With mesmerizing scenery and a hallucinatory touch, Peter Doig reaches that elusive place where the real and unreal meet.
Canadian-born painter Peter Doig creates the kind of magical realism that could have melted off the pages of García Márquez. As part of Phaidon's Contemporary Artists series, Peter Doig ($39.95) provides a comprehensive look at the artist's oeuvre, from the thick and dappled paintings of the late eighties to the airy pastel washes of the mid-nineties to motifs—à la Gauguin or Rothko—that reflect the lush surroundings of his current home in Trinidad.

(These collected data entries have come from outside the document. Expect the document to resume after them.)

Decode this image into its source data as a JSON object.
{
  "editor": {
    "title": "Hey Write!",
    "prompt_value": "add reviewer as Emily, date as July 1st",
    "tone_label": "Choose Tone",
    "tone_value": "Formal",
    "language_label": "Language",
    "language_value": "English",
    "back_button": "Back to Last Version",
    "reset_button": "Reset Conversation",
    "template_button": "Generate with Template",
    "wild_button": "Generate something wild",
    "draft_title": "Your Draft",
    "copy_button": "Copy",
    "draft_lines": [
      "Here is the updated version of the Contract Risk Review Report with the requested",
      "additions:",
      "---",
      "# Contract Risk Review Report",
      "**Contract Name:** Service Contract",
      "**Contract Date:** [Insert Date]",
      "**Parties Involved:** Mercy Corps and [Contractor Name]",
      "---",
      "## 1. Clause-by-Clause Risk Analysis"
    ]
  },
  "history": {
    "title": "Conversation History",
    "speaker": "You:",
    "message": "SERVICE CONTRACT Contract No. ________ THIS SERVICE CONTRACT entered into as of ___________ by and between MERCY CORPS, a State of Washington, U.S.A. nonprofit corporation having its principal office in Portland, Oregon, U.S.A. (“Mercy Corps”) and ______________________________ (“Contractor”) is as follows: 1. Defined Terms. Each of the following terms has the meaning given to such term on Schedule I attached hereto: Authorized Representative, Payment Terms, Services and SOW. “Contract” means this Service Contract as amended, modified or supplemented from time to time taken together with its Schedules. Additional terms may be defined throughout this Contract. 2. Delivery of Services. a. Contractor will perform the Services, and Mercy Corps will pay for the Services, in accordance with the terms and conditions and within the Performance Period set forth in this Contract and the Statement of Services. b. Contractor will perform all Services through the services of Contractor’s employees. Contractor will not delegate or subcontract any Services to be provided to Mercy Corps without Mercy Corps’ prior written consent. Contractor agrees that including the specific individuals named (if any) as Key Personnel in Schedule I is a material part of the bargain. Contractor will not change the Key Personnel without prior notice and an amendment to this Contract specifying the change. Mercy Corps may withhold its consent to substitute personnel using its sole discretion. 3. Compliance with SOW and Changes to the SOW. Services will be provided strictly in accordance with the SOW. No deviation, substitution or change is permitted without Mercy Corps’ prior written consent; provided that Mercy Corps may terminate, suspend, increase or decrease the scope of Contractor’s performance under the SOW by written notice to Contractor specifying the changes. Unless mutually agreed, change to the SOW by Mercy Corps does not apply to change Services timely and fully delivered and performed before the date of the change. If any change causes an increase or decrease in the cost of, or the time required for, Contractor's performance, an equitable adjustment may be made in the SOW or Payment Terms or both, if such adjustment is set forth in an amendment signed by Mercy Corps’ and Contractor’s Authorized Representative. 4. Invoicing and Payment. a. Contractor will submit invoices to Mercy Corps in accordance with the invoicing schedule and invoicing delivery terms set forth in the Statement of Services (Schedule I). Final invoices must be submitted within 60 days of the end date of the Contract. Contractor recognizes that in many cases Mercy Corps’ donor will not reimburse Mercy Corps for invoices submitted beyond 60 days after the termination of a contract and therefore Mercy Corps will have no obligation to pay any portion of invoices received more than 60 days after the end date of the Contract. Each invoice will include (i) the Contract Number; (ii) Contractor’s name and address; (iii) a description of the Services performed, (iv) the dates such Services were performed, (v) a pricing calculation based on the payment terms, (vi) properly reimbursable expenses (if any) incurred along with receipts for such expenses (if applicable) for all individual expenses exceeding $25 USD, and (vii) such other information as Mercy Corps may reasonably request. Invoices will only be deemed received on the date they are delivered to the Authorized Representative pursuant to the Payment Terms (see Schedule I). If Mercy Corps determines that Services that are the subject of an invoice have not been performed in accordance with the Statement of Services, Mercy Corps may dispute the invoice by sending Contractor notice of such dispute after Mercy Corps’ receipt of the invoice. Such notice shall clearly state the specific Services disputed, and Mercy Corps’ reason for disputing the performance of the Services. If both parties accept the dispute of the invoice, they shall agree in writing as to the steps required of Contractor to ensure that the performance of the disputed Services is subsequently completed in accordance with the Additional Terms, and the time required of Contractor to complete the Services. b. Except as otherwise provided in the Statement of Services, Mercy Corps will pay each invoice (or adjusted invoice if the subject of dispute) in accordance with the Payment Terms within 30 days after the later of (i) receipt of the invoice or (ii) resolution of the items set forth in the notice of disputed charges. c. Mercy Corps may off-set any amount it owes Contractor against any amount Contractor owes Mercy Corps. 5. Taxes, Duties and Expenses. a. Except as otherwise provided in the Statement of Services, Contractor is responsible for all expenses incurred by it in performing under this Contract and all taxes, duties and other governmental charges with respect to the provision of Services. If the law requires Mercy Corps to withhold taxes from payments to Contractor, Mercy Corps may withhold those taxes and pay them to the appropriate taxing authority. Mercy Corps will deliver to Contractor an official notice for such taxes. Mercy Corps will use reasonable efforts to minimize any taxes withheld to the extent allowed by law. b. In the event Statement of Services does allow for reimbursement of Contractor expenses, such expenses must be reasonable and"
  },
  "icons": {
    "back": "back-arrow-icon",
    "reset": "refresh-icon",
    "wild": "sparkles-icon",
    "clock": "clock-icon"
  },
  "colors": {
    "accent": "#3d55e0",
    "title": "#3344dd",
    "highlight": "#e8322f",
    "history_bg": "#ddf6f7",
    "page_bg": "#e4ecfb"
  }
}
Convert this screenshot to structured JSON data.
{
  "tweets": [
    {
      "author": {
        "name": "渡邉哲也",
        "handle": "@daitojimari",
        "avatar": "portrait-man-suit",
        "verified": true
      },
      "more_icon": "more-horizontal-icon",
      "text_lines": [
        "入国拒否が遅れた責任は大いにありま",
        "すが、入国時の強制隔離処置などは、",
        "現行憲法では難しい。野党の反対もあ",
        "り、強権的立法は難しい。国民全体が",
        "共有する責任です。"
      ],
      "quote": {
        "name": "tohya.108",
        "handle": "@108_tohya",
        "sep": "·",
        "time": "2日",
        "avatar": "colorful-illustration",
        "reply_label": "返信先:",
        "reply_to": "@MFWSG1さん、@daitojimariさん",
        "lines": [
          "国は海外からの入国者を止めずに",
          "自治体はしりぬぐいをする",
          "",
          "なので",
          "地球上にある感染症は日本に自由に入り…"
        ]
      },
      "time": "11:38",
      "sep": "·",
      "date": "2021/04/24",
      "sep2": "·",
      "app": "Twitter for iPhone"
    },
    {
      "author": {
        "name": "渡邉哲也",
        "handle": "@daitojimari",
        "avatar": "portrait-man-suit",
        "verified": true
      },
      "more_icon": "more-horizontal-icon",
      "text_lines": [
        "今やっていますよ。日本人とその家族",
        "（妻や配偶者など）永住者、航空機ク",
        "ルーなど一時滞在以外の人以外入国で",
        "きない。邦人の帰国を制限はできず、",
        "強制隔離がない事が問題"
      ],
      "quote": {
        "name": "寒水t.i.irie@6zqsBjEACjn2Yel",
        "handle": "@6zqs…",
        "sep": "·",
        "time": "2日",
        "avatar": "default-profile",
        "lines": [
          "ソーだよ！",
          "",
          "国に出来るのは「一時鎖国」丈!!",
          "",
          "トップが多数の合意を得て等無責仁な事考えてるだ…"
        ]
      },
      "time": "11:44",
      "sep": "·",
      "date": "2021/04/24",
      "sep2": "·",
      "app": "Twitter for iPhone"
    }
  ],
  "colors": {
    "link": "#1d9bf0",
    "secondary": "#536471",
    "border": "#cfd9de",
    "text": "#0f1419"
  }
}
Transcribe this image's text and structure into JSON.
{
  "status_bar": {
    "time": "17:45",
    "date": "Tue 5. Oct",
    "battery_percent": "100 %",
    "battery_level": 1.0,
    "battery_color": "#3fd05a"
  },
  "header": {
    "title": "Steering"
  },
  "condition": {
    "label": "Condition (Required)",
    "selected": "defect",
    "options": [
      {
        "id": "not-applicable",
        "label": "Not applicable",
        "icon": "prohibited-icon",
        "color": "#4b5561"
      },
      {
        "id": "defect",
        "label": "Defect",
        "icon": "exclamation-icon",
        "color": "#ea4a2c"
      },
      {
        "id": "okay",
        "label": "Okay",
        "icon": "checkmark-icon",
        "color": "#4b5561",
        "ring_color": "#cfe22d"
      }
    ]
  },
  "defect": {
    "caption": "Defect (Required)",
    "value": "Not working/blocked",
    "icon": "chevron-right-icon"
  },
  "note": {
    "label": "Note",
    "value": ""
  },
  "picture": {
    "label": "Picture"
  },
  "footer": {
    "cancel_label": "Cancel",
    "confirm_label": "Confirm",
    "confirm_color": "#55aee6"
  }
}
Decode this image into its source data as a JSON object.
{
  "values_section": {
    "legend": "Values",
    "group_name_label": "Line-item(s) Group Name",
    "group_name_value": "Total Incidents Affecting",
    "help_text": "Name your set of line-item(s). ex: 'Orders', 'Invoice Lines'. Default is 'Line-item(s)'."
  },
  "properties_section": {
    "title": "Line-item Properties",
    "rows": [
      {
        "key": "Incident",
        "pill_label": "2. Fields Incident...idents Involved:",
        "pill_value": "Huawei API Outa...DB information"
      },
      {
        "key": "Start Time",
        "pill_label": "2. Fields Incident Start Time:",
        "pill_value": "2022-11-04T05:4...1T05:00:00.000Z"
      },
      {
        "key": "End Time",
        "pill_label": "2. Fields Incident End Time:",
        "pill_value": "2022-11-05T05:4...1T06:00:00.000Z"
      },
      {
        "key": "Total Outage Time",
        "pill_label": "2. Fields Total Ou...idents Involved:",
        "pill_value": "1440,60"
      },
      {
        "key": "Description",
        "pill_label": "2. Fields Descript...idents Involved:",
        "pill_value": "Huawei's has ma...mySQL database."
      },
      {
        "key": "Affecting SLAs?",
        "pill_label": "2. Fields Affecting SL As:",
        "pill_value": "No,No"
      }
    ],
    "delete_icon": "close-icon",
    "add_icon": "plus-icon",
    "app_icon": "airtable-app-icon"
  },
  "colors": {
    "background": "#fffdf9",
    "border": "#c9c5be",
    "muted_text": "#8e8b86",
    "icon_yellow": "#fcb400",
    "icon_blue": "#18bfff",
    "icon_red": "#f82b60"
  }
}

Influenced by Canada's Group of Seven, Doig's virtuosic work is a departure from the slick art that defined the eighties power-suit Zeitgeist (though last fall, the Saatchi Gallery in London reportedly sold seven Doig paintings to Sotheby's for a cool $11 million). Instead, Doig presents visions of melancholic simplicity mired in both fantasy and gloom—the ski slopes of mid-Canada, a humble cabin tucked behind trees. Though the scene is often surreal, there is always a human element to lend bearing, be it a boat, a stretch of highway, or, for fun, the occasional pop-culture reference, including the bearded burnout-looking dude in 100 Years Ago (2000?2) taken from the cover of an Allman Brothers record.
Every Thursday, Doig turns his tropical workspace into something he calls the Studiofilmclub, a venue that brings cinema to the locals of Port of Spain and inspires Doig to paint movie posters for screenings. (These recent works are now touring European museums and galleries.) Throughout the book, there is a cinematic aspect to both the look and subject matter of these paintings, eerily projected onto dreamlike surfaces: The snow flurry of Milky Way (1989-90) could be falling stars; the dripping palm tree of Grande Riviere (2001-2) could be Doig's paint still waiting to dry.